Avusturya'dan ABD’ye iade edilen SBK Holding’in sahibi Sezgin Baran Korkmaz (SBK) Utah 3. Bölge Mahkemesi Sulh Ceza Mahkemesi'nde "kara para aklamak ve yargıyı engellemek" suçlamasıyla yargılanıyor. Cumhuriyet gazetesi yazarı Barış Terkoğlu bugünkü köşe yazısında Sezgin Baran Korkmaz davasında çok kritik gelişmelerin yaşandığını kaleme aldı. Terkoğlu'nun "Amerikalı savcı kimlerin telefonlarını çaldırıyor" başlıklı o yazı...
Yalnız geleceği yaşayacağını sanırsın. Oysa istikbalde de geçmiş saklıdır. Olmuş, olacakla beraber gelir.
Kendi gündemimize daldık, sonrasını unuttuk. Oysa ABD’deki kaynaklardan öğrendiğime göre Sezgin Baran Korkmaz (SBK) davasında çok kritik gelişmeler yaşanıyor. Hem de bizi yakından ilgilendiren türden.
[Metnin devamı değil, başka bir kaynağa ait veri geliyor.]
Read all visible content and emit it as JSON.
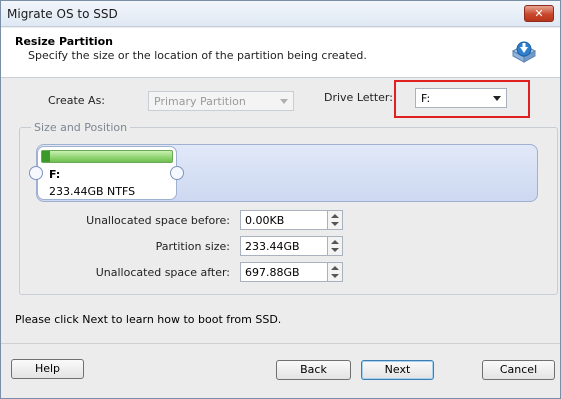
{
  "window": {
    "title": "Migrate OS to SSD",
    "close_label": "✕"
  },
  "header": {
    "title": "Resize Partition",
    "subtitle": "Specify the size or the location of the partition being created.",
    "icon": "disk-download-icon"
  },
  "create_as": {
    "label": "Create As:",
    "value": "Primary Partition",
    "enabled": false
  },
  "drive_letter": {
    "label": "Drive Letter:",
    "value": "F:"
  },
  "size_position": {
    "group_label": "Size and Position",
    "partition": {
      "letter": "F:",
      "info": "233.44GB NTFS"
    }
  },
  "fields": {
    "unalloc_before": {
      "label": "Unallocated space before:",
      "value": "0.00KB"
    },
    "partition_size": {
      "label": "Partition size:",
      "value": "233.44GB"
    },
    "unalloc_after": {
      "label": "Unallocated space after:",
      "value": "697.88GB"
    }
  },
  "hint": "Please click Next to learn how to boot from SSD.",
  "buttons": {
    "help": "Help",
    "back": "Back",
    "next": "Next",
    "cancel": "Cancel"
  },
  "colors": {
    "highlight": "#e02020",
    "partition_fill": "#8ed46f",
    "disk_bar": "#cdd9f1"
  }
}
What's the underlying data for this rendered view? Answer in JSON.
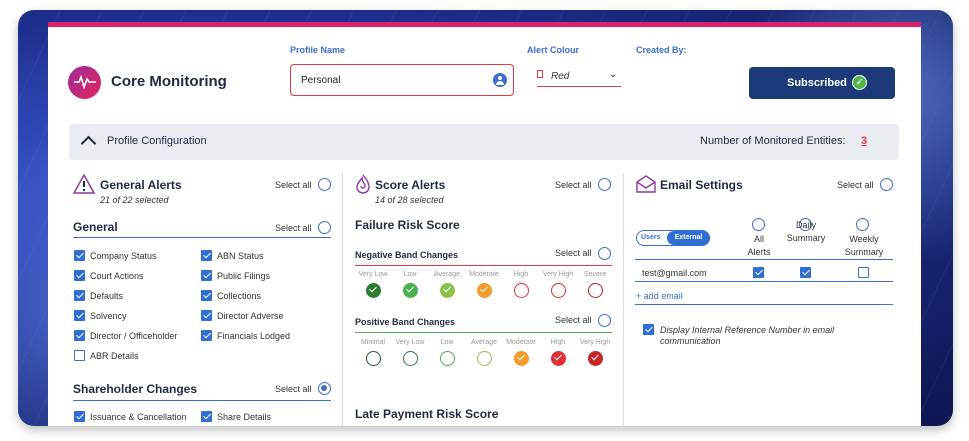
{
  "header": {
    "app_title": "Core Monitoring",
    "profile_name_label": "Profile Name",
    "profile_name_value": "Personal",
    "alert_colour_label": "Alert Colour",
    "alert_colour_value": "Red",
    "created_by_label": "Created By:",
    "subscribe_label": "Subscribed",
    "accent_color": "#e0245e",
    "button_color": "#1c3a7a"
  },
  "config_bar": {
    "title": "Profile Configuration",
    "monitored_label": "Number of Monitored Entities:",
    "monitored_count": "3"
  },
  "general_alerts": {
    "title": "General Alerts",
    "subtitle": "21 of 22 selected",
    "select_all": "Select all",
    "general_title": "General",
    "general_select_all": "Select all",
    "general_items": [
      {
        "label": "Company Status",
        "checked": true
      },
      {
        "label": "ABN Status",
        "checked": true
      },
      {
        "label": "Court Actions",
        "checked": true
      },
      {
        "label": "Public Filings",
        "checked": true
      },
      {
        "label": "Defaults",
        "checked": true
      },
      {
        "label": "Collections",
        "checked": true
      },
      {
        "label": "Solvency",
        "checked": true
      },
      {
        "label": "Director Adverse",
        "checked": true
      },
      {
        "label": "Director / Officeholder",
        "checked": true
      },
      {
        "label": "Financials Lodged",
        "checked": true
      },
      {
        "label": "ABR Details",
        "checked": false
      }
    ],
    "shareholder_title": "Shareholder Changes",
    "shareholder_select_all": "Select all",
    "shareholder_items": [
      {
        "label": "Issuance & Cancellation",
        "checked": true
      },
      {
        "label": "Share Details",
        "checked": true
      }
    ]
  },
  "score_alerts": {
    "title": "Score Alerts",
    "subtitle": "14 of 28 selected",
    "select_all": "Select all",
    "failure_title": "Failure Risk Score",
    "negative_title": "Negative Band Changes",
    "negative_select_all": "Select all",
    "negative_bands": [
      {
        "label": "Very Low",
        "color": "#2e7d32",
        "filled": true
      },
      {
        "label": "Low",
        "color": "#4caf50",
        "filled": true
      },
      {
        "label": "Average",
        "color": "#8bc34a",
        "filled": true
      },
      {
        "label": "Moderate",
        "color": "#f39c2b",
        "filled": true
      },
      {
        "label": "High",
        "color": "#e0303a",
        "filled": false
      },
      {
        "label": "Very High",
        "color": "#d32f2f",
        "filled": false
      },
      {
        "label": "Severe",
        "color": "#b71c1c",
        "filled": false
      }
    ],
    "positive_title": "Positive Band Changes",
    "positive_select_all": "Select all",
    "positive_bands": [
      {
        "label": "Minimal",
        "color": "#1b5e20",
        "filled": false
      },
      {
        "label": "Very Low",
        "color": "#2e7d32",
        "filled": false
      },
      {
        "label": "Low",
        "color": "#4caf50",
        "filled": false
      },
      {
        "label": "Average",
        "color": "#8bc34a",
        "filled": false
      },
      {
        "label": "Moderate",
        "color": "#f39c2b",
        "filled": true
      },
      {
        "label": "High",
        "color": "#e0303a",
        "filled": true
      },
      {
        "label": "Very High",
        "color": "#c62828",
        "filled": true
      }
    ],
    "late_payment_title": "Late Payment Risk Score"
  },
  "email_settings": {
    "title": "Email Settings",
    "select_all": "Select all",
    "toggle_users": "Users",
    "toggle_external": "External",
    "col_all": "All\nAlerts",
    "col_daily": "Daily\nSummary",
    "col_weekly": "Weekly\nSummary",
    "email": "test@gmail.com",
    "row_all": true,
    "row_daily": true,
    "row_weekly": false,
    "add_email": "+ add email",
    "internal_ref_label": "Display Internal Reference Number in email communication",
    "internal_ref_checked": true
  }
}
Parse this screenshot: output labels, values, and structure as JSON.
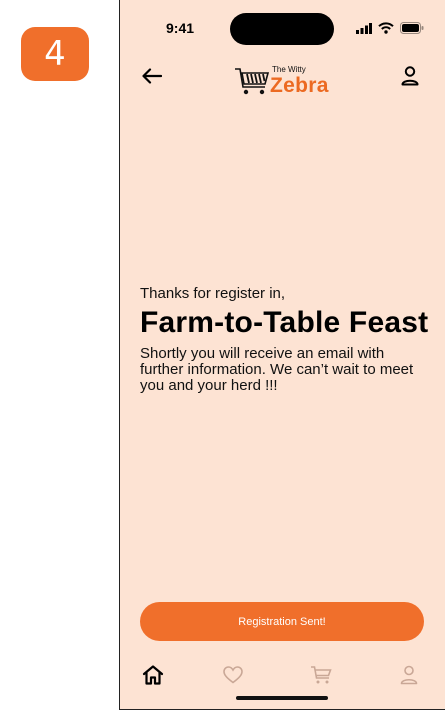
{
  "step_badge": "4",
  "status_bar": {
    "time": "9:41",
    "icons": [
      "signal-icon",
      "wifi-icon",
      "battery-icon"
    ]
  },
  "header": {
    "back_icon": "arrow-left-icon",
    "logo": {
      "small_text": "The Witty",
      "big_text": "Zebra",
      "icon": "shopping-cart-icon"
    },
    "profile_icon": "user-icon"
  },
  "content": {
    "lead": "Thanks  for register in,",
    "event_title": "Farm-to-Table Feast",
    "message": "Shortly you will receive an email with further information. We can’t wait to meet you and your herd !!!"
  },
  "cta": {
    "label": "Registration Sent!"
  },
  "tabbar": {
    "items": [
      {
        "icon": "home-icon",
        "active": true
      },
      {
        "icon": "heart-icon",
        "active": false
      },
      {
        "icon": "cart-icon",
        "active": false
      },
      {
        "icon": "user-icon",
        "active": false
      }
    ]
  },
  "colors": {
    "accent": "#f06f2b",
    "background": "#fde3d3",
    "brand_text": "#ec6a22",
    "inactive_icon": "#c9a796"
  }
}
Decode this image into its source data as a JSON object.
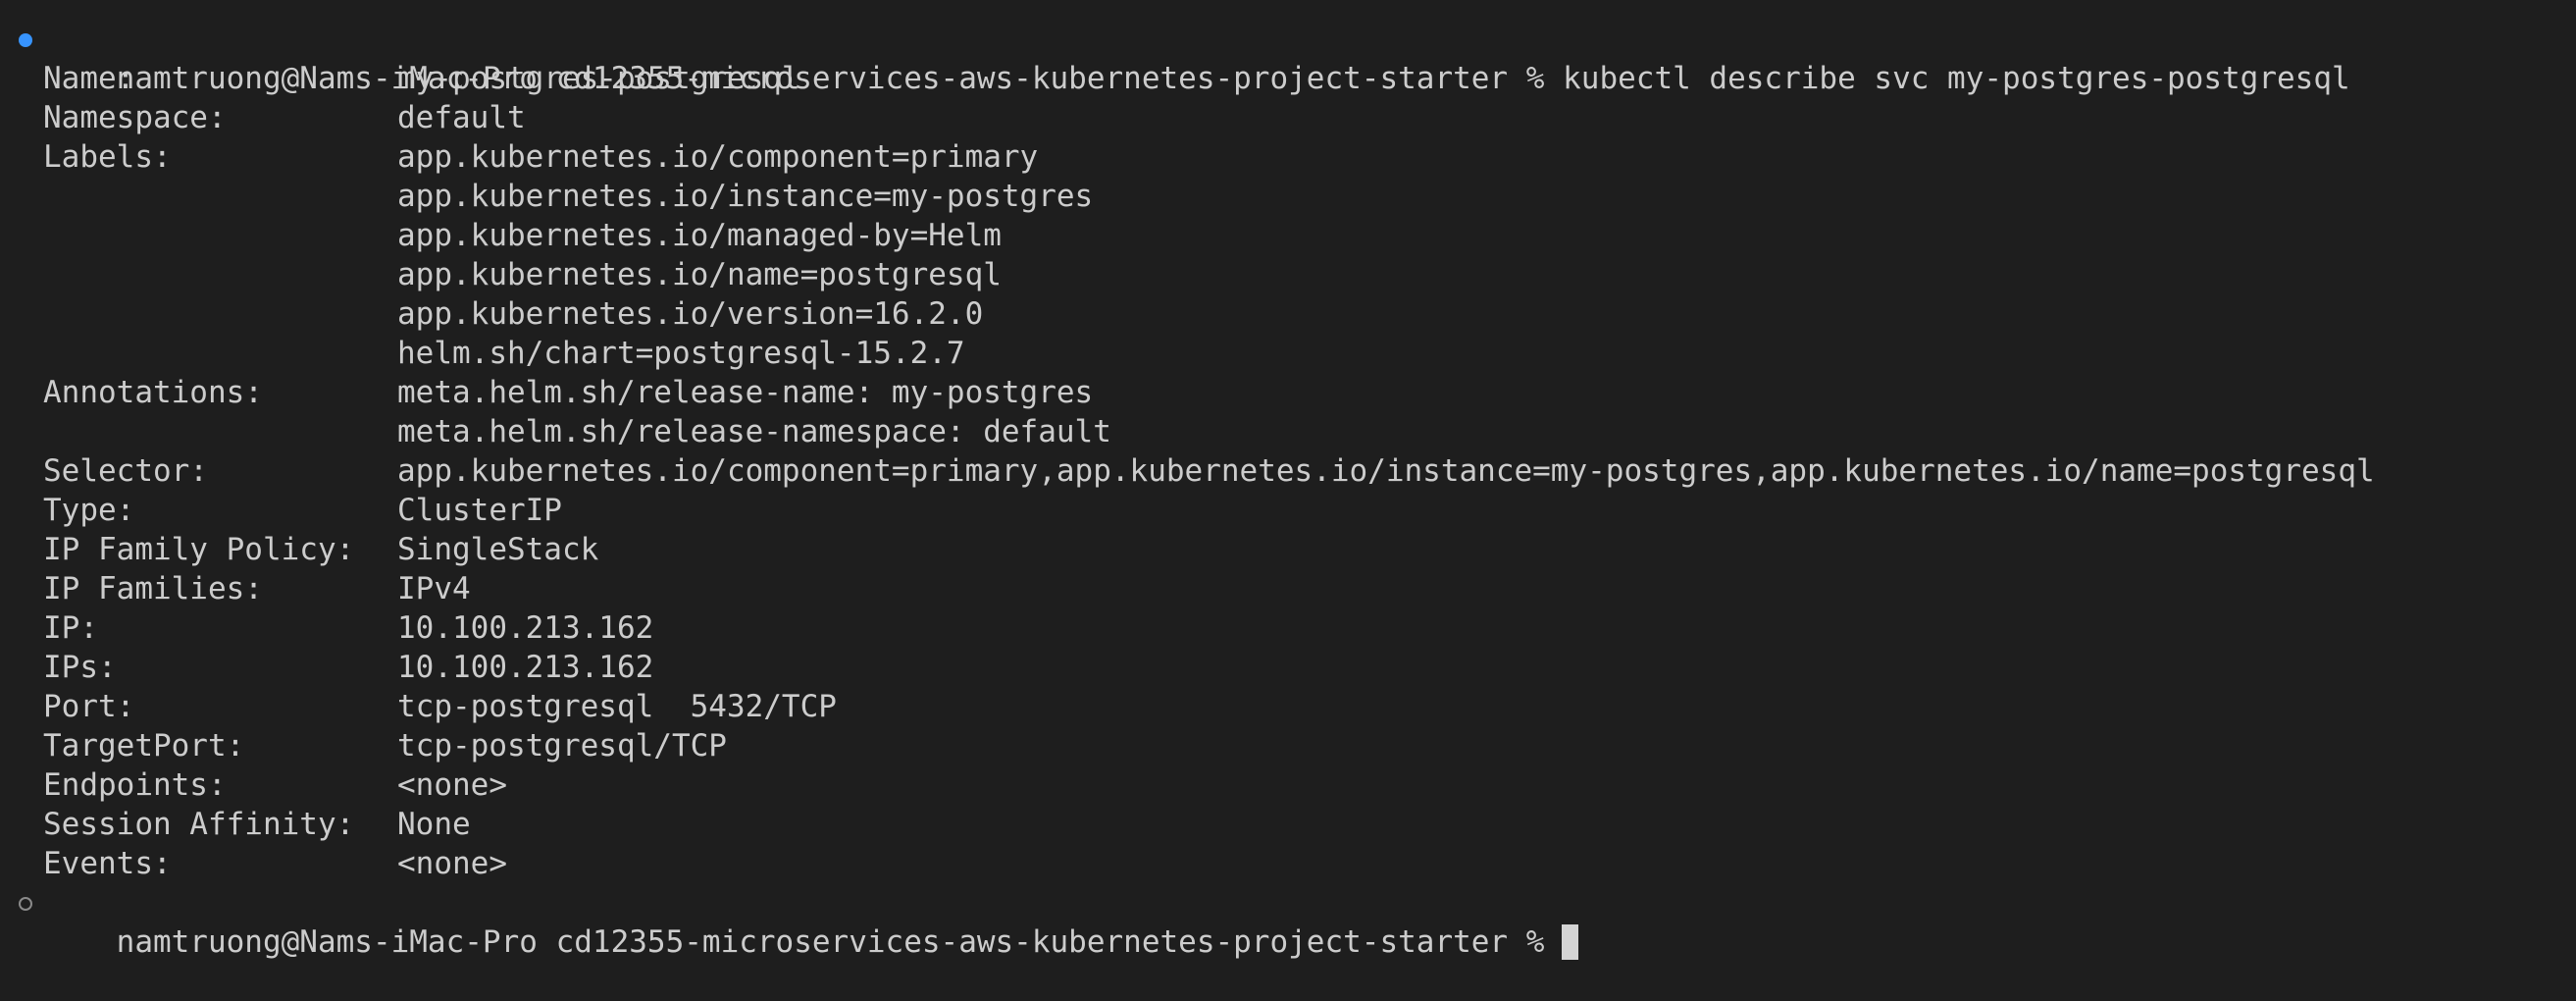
{
  "prompt": {
    "user_host": "namtruong@Nams-iMac-Pro",
    "cwd": "cd12355-microservices-aws-kubernetes-project-starter",
    "symbol": "%",
    "command": "kubectl describe svc my-postgres-postgresql"
  },
  "colors": {
    "background": "#1e1e1e",
    "text": "#cccccc",
    "success_marker": "#3794ff",
    "idle_marker": "#8a8a8a"
  },
  "output": [
    {
      "key": "Name:",
      "value": "my-postgres-postgresql"
    },
    {
      "key": "Namespace:",
      "value": "default"
    },
    {
      "key": "Labels:",
      "value": "app.kubernetes.io/component=primary"
    },
    {
      "key": "",
      "value": "app.kubernetes.io/instance=my-postgres"
    },
    {
      "key": "",
      "value": "app.kubernetes.io/managed-by=Helm"
    },
    {
      "key": "",
      "value": "app.kubernetes.io/name=postgresql"
    },
    {
      "key": "",
      "value": "app.kubernetes.io/version=16.2.0"
    },
    {
      "key": "",
      "value": "helm.sh/chart=postgresql-15.2.7"
    },
    {
      "key": "Annotations:",
      "value": "meta.helm.sh/release-name: my-postgres"
    },
    {
      "key": "",
      "value": "meta.helm.sh/release-namespace: default"
    },
    {
      "key": "Selector:",
      "value": "app.kubernetes.io/component=primary,app.kubernetes.io/instance=my-postgres,app.kubernetes.io/name=postgresql"
    },
    {
      "key": "Type:",
      "value": "ClusterIP"
    },
    {
      "key": "IP Family Policy:",
      "value": "SingleStack"
    },
    {
      "key": "IP Families:",
      "value": "IPv4"
    },
    {
      "key": "IP:",
      "value": "10.100.213.162"
    },
    {
      "key": "IPs:",
      "value": "10.100.213.162"
    },
    {
      "key": "Port:",
      "value": "tcp-postgresql  5432/TCP"
    },
    {
      "key": "TargetPort:",
      "value": "tcp-postgresql/TCP"
    },
    {
      "key": "Endpoints:",
      "value": "<none>"
    },
    {
      "key": "Session Affinity:",
      "value": "None"
    },
    {
      "key": "Events:",
      "value": "<none>"
    }
  ]
}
Hatırladınız mı, günlerce servetinin kaynağını bilmediğimiz Sezgin Baran Korkmaz’ı ve ilişkilerini konuştuk. ABD’de “Kingston Kardeşler” olarak bilinen Jacop Ortell Kingston, Isaiah Kingston, Rachel Kingston, Sally Kingston’ın yargılandığı dava, SBK ile ilişkilendiriliyordu. Suçlarını itiraf eden ve mahkûm olan Kingston kardeşler, ABD hazinesini, vergi usulsüzlüğü ile dolandırarak 500 milyon doları ülke dışına çıkarmıştı. Bu paranın en az 132 milyon dolarının Türkiye’ye gönderildiği düşünülüyordu. Gerçekten de Kingston kardeşler, kurdukları şirketler aracılığıyla, Türkiye’ye para taşıdı. İşte SBK de bu parayı kullanmakla suçlanıyordu.
‘ÇÖKME’ OPERASYONLARI
SBK, karaparanın dışında, “çökme” operasyonlarıyla da gündeme geldi. İddia odur ki SBK, sıra dışı kurgularla, şirketlere, yatlara, uçaklara sahip oluyordu. Nitekim o da yaptığı işi şöyle anlatıyor: “Batmış olan, kapanmış olan şirketleri satın alıyorum, onları yeniden üretime kazandırıyorum, insanlar çalıştırıyorum, ekonomiye katıyorum.” Kimi yargının kimi devletin imkânlarının kullanıldığı karmaşık ticari hikâyeler nedeniyle, SBK daha önce ceza da aldı.
Türkiye’de, savcıların bir adım uzağındaki SBK cezalandırılamadı. Hatta yargılanmaması için her şey yapıldı. Tweet atanı, espri yapanı, haber yazanı hızla tutuklayan malum savcılar, iş SBK’ye gelince, mallarındaki tedbiri de yurtdışı yasağını da jet hızıyla kaldırdı. Bunu yapan savcılar da nasıl oluyorsa, bakan yardımcılığına, Anayasa Mahkemesi üyeliğine yükseltildi. SBK de İçişleri Bakanı ile malum görüşmesinde hangi sinyali aldıysa, aynı gün yurtdışına çıktı. Ancak yağmurdan kaçarken ABD yargısına tutuldu. Avusturya’da kim alacak hesaplaşmasından sonra SBK, ABD’nin elinde kaldı. Kingston kardeşler dışında, SBK hakkında Borajet satışı nedeniyle ayrı bir dosya olduğunu öğrendik.
Gelelim asıl meseleye...
SAVCI KİMLERİ ARIYOR
Bir süredir duruşma haberlerini okuyorsunuz. Açıkçası, görüntüde pek de bir şey olmuyor. Gelgelelim asıl olay perde arkasında yaşanıyor. Hani, hükümetten gelen “ABD’deki yargılama bizi ilgilendirmiyor” diye özetlenebilecek açıklamalar var ya... ABD yargı kaynaklarından öğrendiklerimiz, “pek de öyle değilmiş” dedirtecek türden.
Önce şunu söyleyeyim...
ABD’deki yargı sistemi bizimkinden biraz farklı. Suçluyu cezalandırmaktan çok, suçu açığa çıkarıp tazmin etmeye dayalı bir sistem var. Savcılar, sanıklarla anlaşabiliyor. Pazarlık da edebiliyor. Hatta, ABD devletinin çıkarları adına adımlar da atabiliyor.